Alerts   |   Kazakhstan

OSCE must put Kazakh press freedom on summit agenda

New York, November 30, 2010--Heads of state and high-ranking officials representing 55 participating states of the Organization for Security and Co-operation in Europe (OSCE) must urge the current OSCE chair, Kazakhstan, to make good on its press freedom commitments when they meet in Astana for a regional summit this week, the Committee to Protect Journalists said today. CPJ has repeatedly asked the OSCE to ensure that Kazakhstan's poor press freedom record is placed high on the December 1-2 summit's agenda. 

"The credibility of the OSCE is on the line. Ignoring Kazakhstan's failure to honor press freedom commitments will further compromise the region's biggest human rights watchdog," CPJ Europe and Central Asia Program Coordinator Nina Ognianova said. "Member-states must demand--publicly and unequivocally--meaningful and measurable press freedom reforms from Kazakhstan."

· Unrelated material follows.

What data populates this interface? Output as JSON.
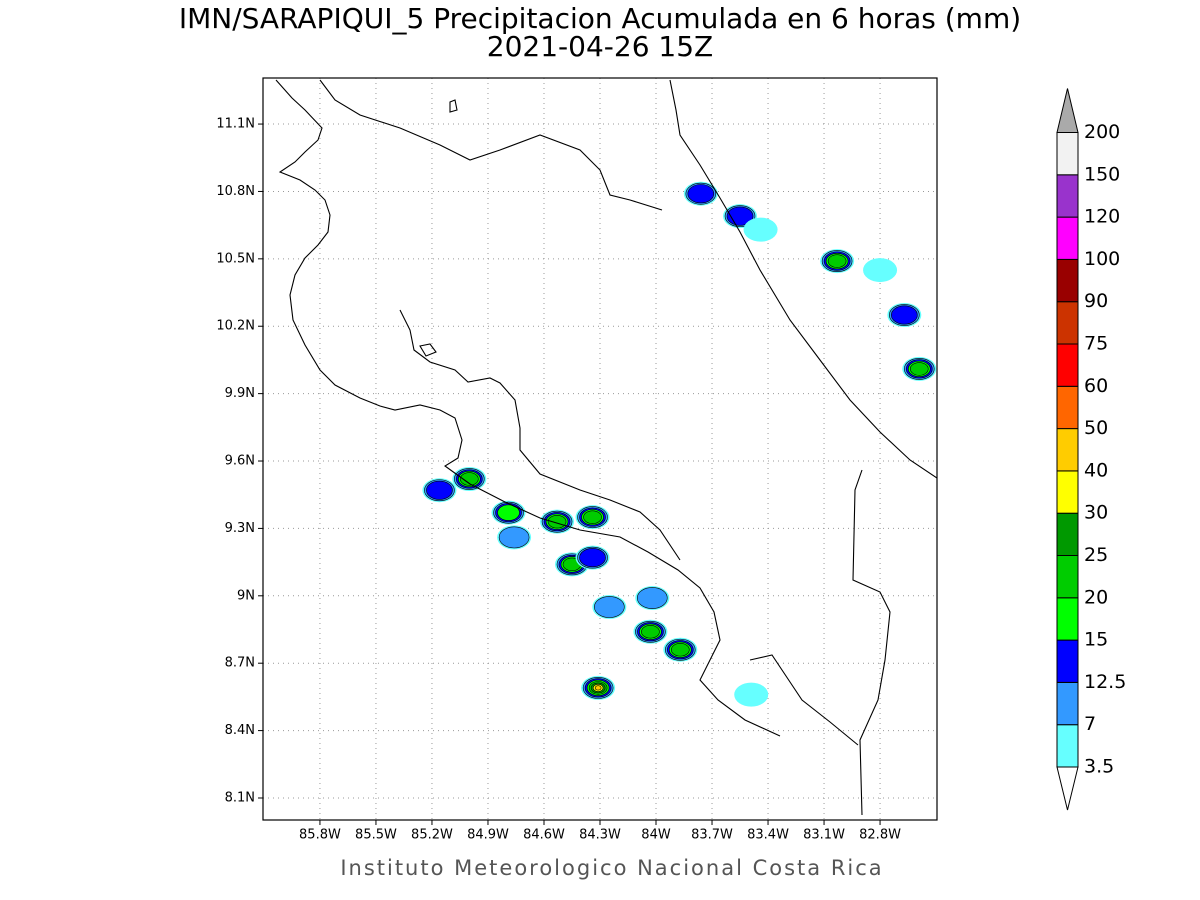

Despite promised democratic reforms, in exchange for which the OSCE granted Kazakhstan the 2010 chairmanship of the regional human rights and security group three years ago, the country has failed to live up to its obligations. Not only did the government renege on promises to decriminalize libel, President Nursultan Nazarbayev signed into law a restrictive 2009 measure governing the Internet, subjecting sites to the repressive regulations that have long governed the traditional press. Nazarbayev also ratified a law that expands privacy rights for government officials that carries penalties that include the closure of media outlets and imprisonment of up to five years for journalists.

Attacks on the press have continued unabated in 2010, CPJ found during a weeklong fact-finding mission to Almaty in October. Kazakhstan is holding at least one journalist and one prominent human rights activist in prison in retaliation for their work; at least two independent newspapers have been shut under government pressure; censorship has hit the Internet; the state has continued to use bureaucratic pressure--including politicized audits--to stifle critical news and information.

In mid-October, a CPJ delegation travelled to OSCE's headquarters in Vienna and met with a top Kazakh diplomat, Ambassador Kairat Abdrakhmanov, who currently heads OSCE's permanent council. Abdrakhmanov told CPJ that Kazakhstan is ready to bring its press laws in line with international standards, but he did not commit to a specific timeframe for enacting the necessary reforms, including decriminalizing libel, placing caps on defamation awards, and enacting access-to-information legislation. Abdrakhmanov told CPJ that press freedom will be discussed in events held parallel to the OSCE summit rather than during the summit itself.

"Kazakhstan's press freedom record is too important an issue to be pushed to the margins of this historic gathering as if it were a warm-up act," Ognianova said.

On November 5, court officials in Uralsk, western Kazakhstan, raided the newsroom of the independent biweekly Uralskaya Nedelya, after the paper was unable to pay 20 million tenge (US$135,550) in damages to an oil company for allegedly defaming its  reputation. The paper's website has been inaccessible in Kazakhstan since November 2; its bank account was also blocked, the press freedom group Adil Soz reported. Also this month, the independent newspapers Respublika and Vzglyad and the opposition titles Azat and Alga! were targeted by arbitrary tax audits that ruled the papers had allegedly concealed revenues. They were fined 100 million tenge (US$677,736). Vzglyad's printers in Kostanaisky Region were simultaneously targeted by audits.